The coordinator in Bashkortostan for the Russia-wide civic group For Human Rights, Vyacheslav Bikbulatov, told Regnum that authorities arranged for the meeting to be attended by state employees. However, he added that human rights activists managed to secure the participation of several victims of the December security raid. Bikbulatov alleged that efforts were being made [editor's note -- the report does not mention by whom] to pressure victims and cover up facts that point at possible abuses by security forces. Aleksei Raschesov, who was injured by a security troop in front of a number of witnesses (see "RFE/RL Tatar-Bashkir Report," 6 January 2005), was reportedly accused by Blagoveshchensk security officials of having been bribed by human rights representatives to slander them.
Bikbulatov added that members of the Moscow commission have not contacted human rights representatives. For Human Rights Executive Director Lev Ponomarev told Regnum on 10 January that he will leave for Bashkortostan on 11 January together with the Moscow Helsinki Group's Lyudmila Alekseeva.
...And Public Council Deputy Head Comments On Cases
Edvard Murzin, a Bashkir State Assembly deputy and the deputy chairman of a public council established under the Bashkir Interior Ministry (see "RFE/RL Tatar-Bashkir Report," 10 January 2005), told Regnum on 10 January that 100 or so residents have appealed to Bashkortostan's law-enforcement bodies complaining of violations by security forces during the Blagoveshchensk raids. Murzin added that he believes not all purported victims have come forward. He praised the creation of the public council to monitor the observance of human rights by security forces, saying it is "an important step by Bashkir Interior Minister Rafail Divaev." Murzin opposed making the head of that body a cabinet-level official, however, arguing that the ministry can control its own activities.

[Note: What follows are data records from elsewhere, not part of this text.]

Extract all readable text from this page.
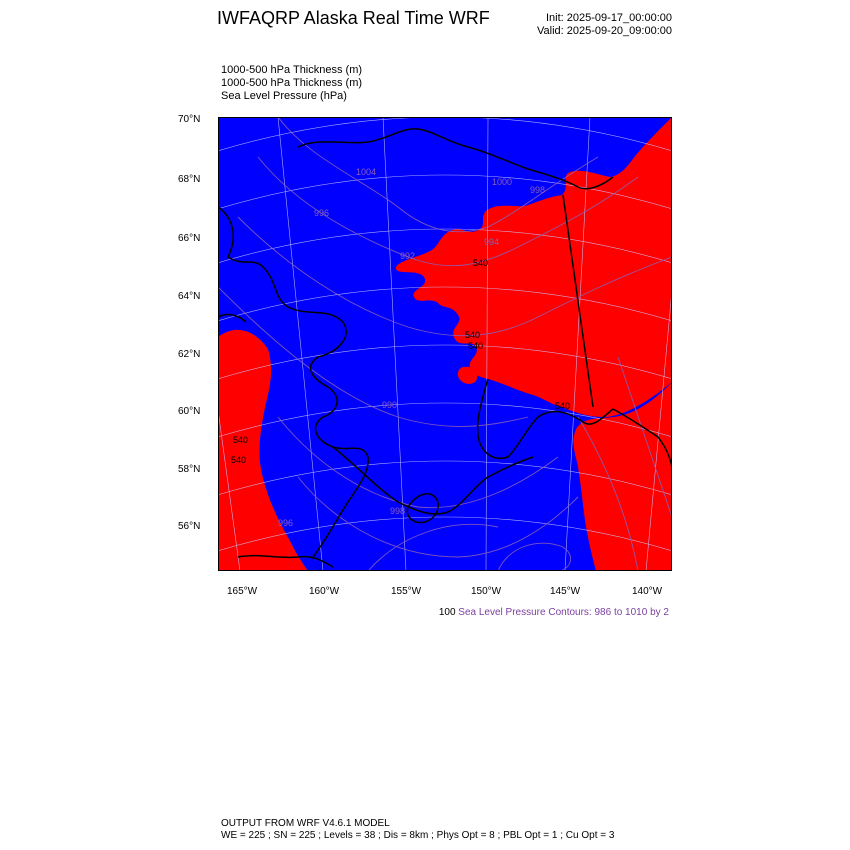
IWFAQRP Alaska Real Time WRF	Init: 2025-09-17_00:00:00
Valid: 2025-09-20_09:00:00
1000-500 hPa Thickness (m)
1000-500 hPa Thickness (m)
Sea Level Pressure (hPa)
70°N
68°N
66°N
64°N
62°N
60°N
58°N
56°N
165°W	160°W	155°W	150°W	145°W	140°W
1004
1000
998
996
994
992
990
998
996
540
540
540
540
540
540
100 Sea Level Pressure Contours: 986 to 1010 by 2
OUTPUT FROM WRF V4.6.1 MODEL
WE = 225 ; SN = 225 ; Levels = 38 ; Dis = 8km ; Phys Opt = 8 ; PBL Opt = 1 ; Cu Opt = 3
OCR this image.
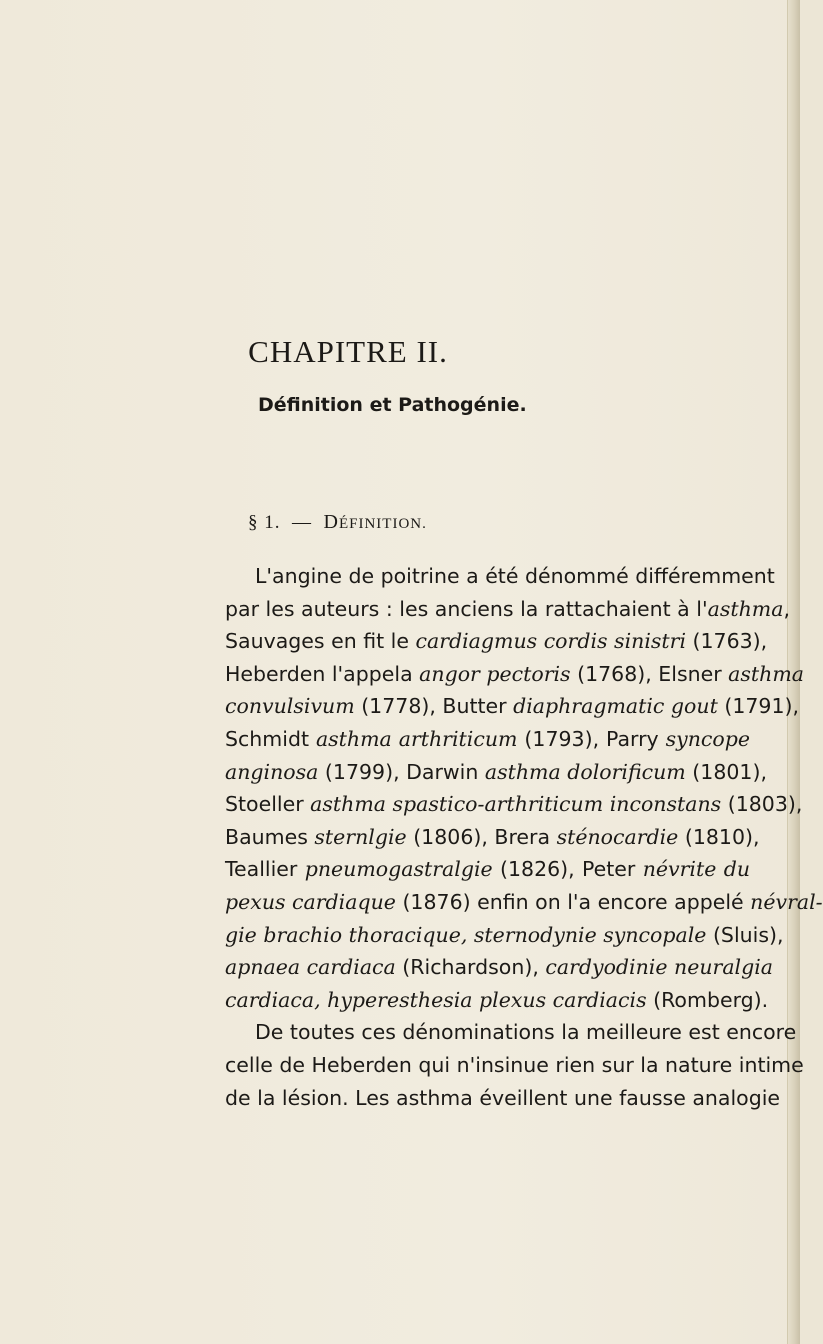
CHAPITRE II.
Définition et Pathogénie.
§ 1. — DÉFINITION.
L'angine de poitrine a été dénommé différemment
par les auteurs : les anciens la rattachaient à l'asthma,
Sauvages en fit le cardiagmus cordis sinistri (1763),
Heberden l'appela angor pectoris (1768), Elsner asthma
convulsivum (1778), Butter diaphragmatic gout (1791),
Schmidt asthma arthriticum (1793), Parry syncope
anginosa (1799), Darwin asthma dolorificum (1801),
Stoeller asthma spastico-arthriticum inconstans (1803),
Baumes sternlgie (1806), Brera sténocardie (1810),
Teallier pneumogastralgie (1826), Peter névrite du
pexus cardiaque (1876) enfin on l'a encore appelé névral-
gie brachio thoracique, sternodynie syncopale (Sluis),
apnaea cardiaca (Richardson), cardyodinie neuralgia
cardiaca, hyperesthesia plexus cardiacis (Romberg).
De toutes ces dénominations la meilleure est encore
celle de Heberden qui n'insinue rien sur la nature intime
de la lésion. Les asthma éveillent une fausse analogie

In an interview with "Kommersant-Volga-Urals" on 11 January, Murzin said that not all the Blagoveshchensk victims were adequately informed of the 8 January meeting with the Russian Interior Ministry commission, so many of the people who attended the gathering were employees of state budgetary agencies. He said only "some five victims and several members of their families took part in the meeting," adding that "about 1,000 people in total were detained by interior employees" during the operation. Bashkir Interior Ministry spokesman Ruslan Sherefetdinov said, however, that all those who wished to take part in the meeting as announcements about it were distributed two days before its date.